Tie Up Climbing Roses
Climbing roses bloom best when they are oriented in horizontal directions. Weave the long shoots back and forth horizontally across the trellis to minimize the amount you have to prune off later. Many climbers only bloom in spring and as such should not be pruned until after they bloom.
Dry Rose Petals for Potpourri
This is the last call for those rose blooms before winter. Collect petals and spread them on a screen in a warm, dry area. They will dry in a few days and then can be stored in a paper sack until you are ready to use them in making potpourri. Most petal colors dry well, except for white ones, which tend to turn a drab brown color. |
|
Resources
Recipe:
Rose Hip-Apple Jelly
Ingredients 3 quarts ripe rose hips, washed and trimmed 3 tart medium-size apples, cored and chopped 5 cups water 1 cup dry white wine 3 rounded teaspoons Fruit-Fresh or ascorbic acid or 3 tablespoons lemon juice 6-1/2 cups sugar 5 drops red food coloring (optional) 1 package (1-3/4 ounces) powdered Sure-Jell or other powdered fruit pectin
Preparation Wash, air dry, trim, halve, and remove seeds from rose hips. Combine hips with apple, water, wine, and Fruit-Fresh in a large stainless steel or enamel pan. Boil until apple is soft and the hips begin to split, or about 15 to 20 minutes.

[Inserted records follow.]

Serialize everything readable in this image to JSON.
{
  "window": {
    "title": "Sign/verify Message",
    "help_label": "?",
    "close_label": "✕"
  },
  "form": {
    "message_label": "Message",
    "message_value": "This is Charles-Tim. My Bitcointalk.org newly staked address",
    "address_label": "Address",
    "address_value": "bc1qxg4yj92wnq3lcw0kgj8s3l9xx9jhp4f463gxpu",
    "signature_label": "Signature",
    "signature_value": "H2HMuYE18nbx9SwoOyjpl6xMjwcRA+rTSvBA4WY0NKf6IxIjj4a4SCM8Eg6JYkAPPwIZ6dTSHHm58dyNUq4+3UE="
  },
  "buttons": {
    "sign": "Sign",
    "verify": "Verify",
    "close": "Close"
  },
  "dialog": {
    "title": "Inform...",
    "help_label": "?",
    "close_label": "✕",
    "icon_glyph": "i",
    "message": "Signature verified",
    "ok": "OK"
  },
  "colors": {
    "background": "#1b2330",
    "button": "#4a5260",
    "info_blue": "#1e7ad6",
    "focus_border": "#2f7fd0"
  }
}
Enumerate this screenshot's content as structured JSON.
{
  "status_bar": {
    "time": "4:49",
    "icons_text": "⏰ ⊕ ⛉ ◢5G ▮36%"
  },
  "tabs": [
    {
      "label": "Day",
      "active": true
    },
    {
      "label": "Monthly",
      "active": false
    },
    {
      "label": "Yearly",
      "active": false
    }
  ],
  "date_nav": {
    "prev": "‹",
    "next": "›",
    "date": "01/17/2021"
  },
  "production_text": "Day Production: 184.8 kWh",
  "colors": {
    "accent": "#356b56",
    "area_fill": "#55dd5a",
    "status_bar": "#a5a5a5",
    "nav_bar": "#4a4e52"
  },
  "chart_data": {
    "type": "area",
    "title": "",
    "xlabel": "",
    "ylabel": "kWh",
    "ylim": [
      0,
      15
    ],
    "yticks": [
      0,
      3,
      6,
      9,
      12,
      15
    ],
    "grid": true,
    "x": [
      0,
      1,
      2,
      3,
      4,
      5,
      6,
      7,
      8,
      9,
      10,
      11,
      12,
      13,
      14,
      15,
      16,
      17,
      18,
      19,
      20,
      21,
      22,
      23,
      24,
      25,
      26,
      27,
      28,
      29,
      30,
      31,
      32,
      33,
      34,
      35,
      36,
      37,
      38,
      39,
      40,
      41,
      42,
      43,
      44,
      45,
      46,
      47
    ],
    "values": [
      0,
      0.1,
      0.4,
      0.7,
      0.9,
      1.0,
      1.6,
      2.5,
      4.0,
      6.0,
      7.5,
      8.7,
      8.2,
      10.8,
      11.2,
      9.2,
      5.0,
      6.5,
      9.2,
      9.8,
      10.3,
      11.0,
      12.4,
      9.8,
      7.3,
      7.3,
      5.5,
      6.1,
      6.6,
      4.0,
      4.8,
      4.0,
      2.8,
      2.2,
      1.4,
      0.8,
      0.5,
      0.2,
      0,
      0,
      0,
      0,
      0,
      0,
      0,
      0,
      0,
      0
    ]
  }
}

Crush apples and hips and boil a bit longer. Remove from heat and process in a blender or food processor. Strain solids through a jelly bag. This should yield about 5 cups of juice. If not, add additional wine to make 5 cups.
Return juice to a clean pan, add food coloring, if desired, and bring back to a rolling boil. Continue boiling for 5 minutes. Stir in Sure-Jell and bring back to a full boil (one that cannot be stopped by stirring).
Add sugar and bring back to another full boil. Stirring constantly, boil 1 to 2 minutes longer. Remove any foam as necessary.
Ladle into sterilized jars to within 1/4-inch of the rim. Cap and band jars immediately, then turn jars upside down for 10 minutes. Turn over and wait to hear the "pop." Label and date.